Saccharomyces cerevisiae MED2/YDL005C is a subunit of the mediator complex (Mediator), which is responsible for tightly controlling the transcription of protein-coding genes by mediating the interaction of RNA polymerase II with gene-specific transcription factors. Although a high-throughput analysis in yeast showed that the MED2 protein exhibits altered cellular localization under hypoxic stress, no specific function of MED2 has been described to date. In this study, we first provided evidence that MED2 is involved in the endoplasmic reticulum (ER) stress response and modulation of the replicative life span. We showed that deletion of MED2 leads to sensitivity to the ER stress inducer tunicamycin (TM) as well as a shortened replicative lifespan (RLS), accompanied by increased intracellular ROS levels and hyperpolarization of mitochondria. On the other hand, overexpression of MED2 in wild-type (WT) yeast enhanced TM resistance and extended the RLS. In addition, the IRE1-HAC1 pathway was essential for the TM resistance of MED2-overexpressing cells. Moreover, we showed that MED2 deficiency enhances ER unfolded protein response (UPR) activity compared to that in WT cells. Collectively, these results suggest the novel role of MED2 as a regulator in maintaining ER homeostasis and longevity.

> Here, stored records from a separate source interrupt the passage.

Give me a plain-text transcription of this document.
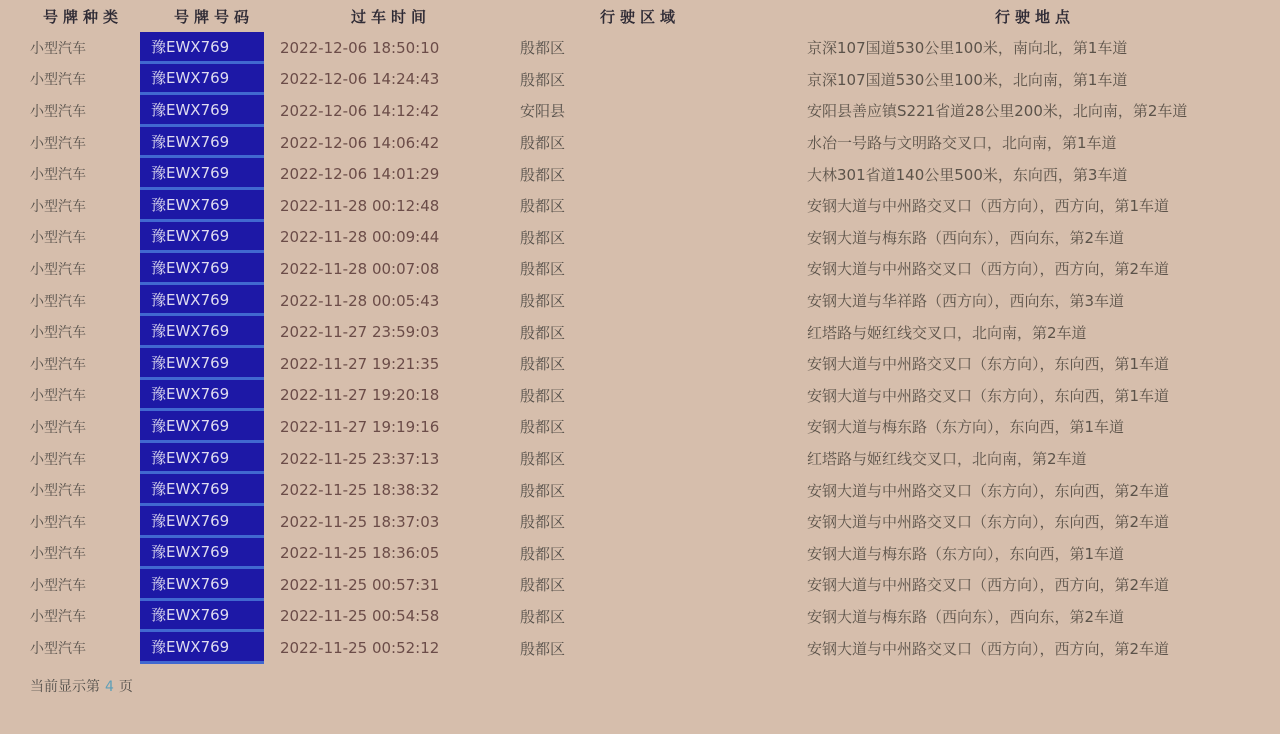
号牌种类	号牌号码	过车时间	行驶区域	行驶地点
小型汽车	豫EWX769	2022-12-06 18:50:10	殷都区	京深107国道530公里100米，南向北，第1车道
小型汽车	豫EWX769	2022-12-06 14:24:43	殷都区	京深107国道530公里100米，北向南，第1车道
小型汽车	豫EWX769	2022-12-06 14:12:42	安阳县	安阳县善应镇S221省道28公里200米，北向南，第2车道
小型汽车	豫EWX769	2022-12-06 14:06:42	殷都区	水冶一号路与文明路交叉口，北向南，第1车道
小型汽车	豫EWX769	2022-12-06 14:01:29	殷都区	大林301省道140公里500米，东向西，第3车道
小型汽车	豫EWX769	2022-11-28 00:12:48	殷都区	安钢大道与中州路交叉口（西方向），西方向，第1车道
小型汽车	豫EWX769	2022-11-28 00:09:44	殷都区	安钢大道与梅东路（西向东），西向东，第2车道
小型汽车	豫EWX769	2022-11-28 00:07:08	殷都区	安钢大道与中州路交叉口（西方向），西方向，第2车道
小型汽车	豫EWX769	2022-11-28 00:05:43	殷都区	安钢大道与华祥路（西方向），西向东，第3车道
小型汽车	豫EWX769	2022-11-27 23:59:03	殷都区	红塔路与姬红线交叉口，北向南，第2车道
小型汽车	豫EWX769	2022-11-27 19:21:35	殷都区	安钢大道与中州路交叉口（东方向），东向西，第1车道
小型汽车	豫EWX769	2022-11-27 19:20:18	殷都区	安钢大道与中州路交叉口（东方向），东向西，第1车道
小型汽车	豫EWX769	2022-11-27 19:19:16	殷都区	安钢大道与梅东路（东方向），东向西，第1车道
小型汽车	豫EWX769	2022-11-25 23:37:13	殷都区	红塔路与姬红线交叉口，北向南，第2车道
小型汽车	豫EWX769	2022-11-25 18:38:32	殷都区	安钢大道与中州路交叉口（东方向），东向西，第2车道
小型汽车	豫EWX769	2022-11-25 18:37:03	殷都区	安钢大道与中州路交叉口（东方向），东向西，第2车道
小型汽车	豫EWX769	2022-11-25 18:36:05	殷都区	安钢大道与梅东路（东方向），东向西，第1车道
小型汽车	豫EWX769	2022-11-25 00:57:31	殷都区	安钢大道与中州路交叉口（西方向），西方向，第2车道
小型汽车	豫EWX769	2022-11-25 00:54:58	殷都区	安钢大道与梅东路（西向东），西向东，第2车道
小型汽车	豫EWX769	2022-11-25 00:52:12	殷都区	安钢大道与中州路交叉口（西方向），西方向，第2车道
当前显示第 4 页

Saccharomyces cerevisiae MED2 /YDL005C是介体复合物（Mediator）的一个亚基，它负责通过介导RNA聚合酶II与基因特异性转录因子的相互作用来严密控制蛋白质编码基因的转录。尽管酵母中的高通量分析表明MED2蛋白在缺氧应激下表现出改变的细胞定位，但迄今为止尚未描述MED2 的特定功能。在这项研究中，我们首先提供了MED2参与内质网 (ER) 应激反应和复制寿命调节的证据。我们发现MED2 的缺失导致对内质网应激诱导剂衣霉素 (TM) 的敏感性以及复制寿命 (RLS) 的缩短，伴随着细胞内 ROS 水平的增加和线粒体的超极化。另一方面，MED2在野生型 (WT) 酵母中的过表达增强了 TM 抗性并延长了 RLS。此外，IRE1 - HAC1通路对于MED2过表达细胞的 TM 抗性是必不可少的。此外，我们发现与 WT 细胞相比，MED2缺乏增强了 ER 未折叠蛋白反应（UPR）活性。总的来说，这些结果表明MED2作为调节剂在维持 ER 稳态和寿命方面的新作用。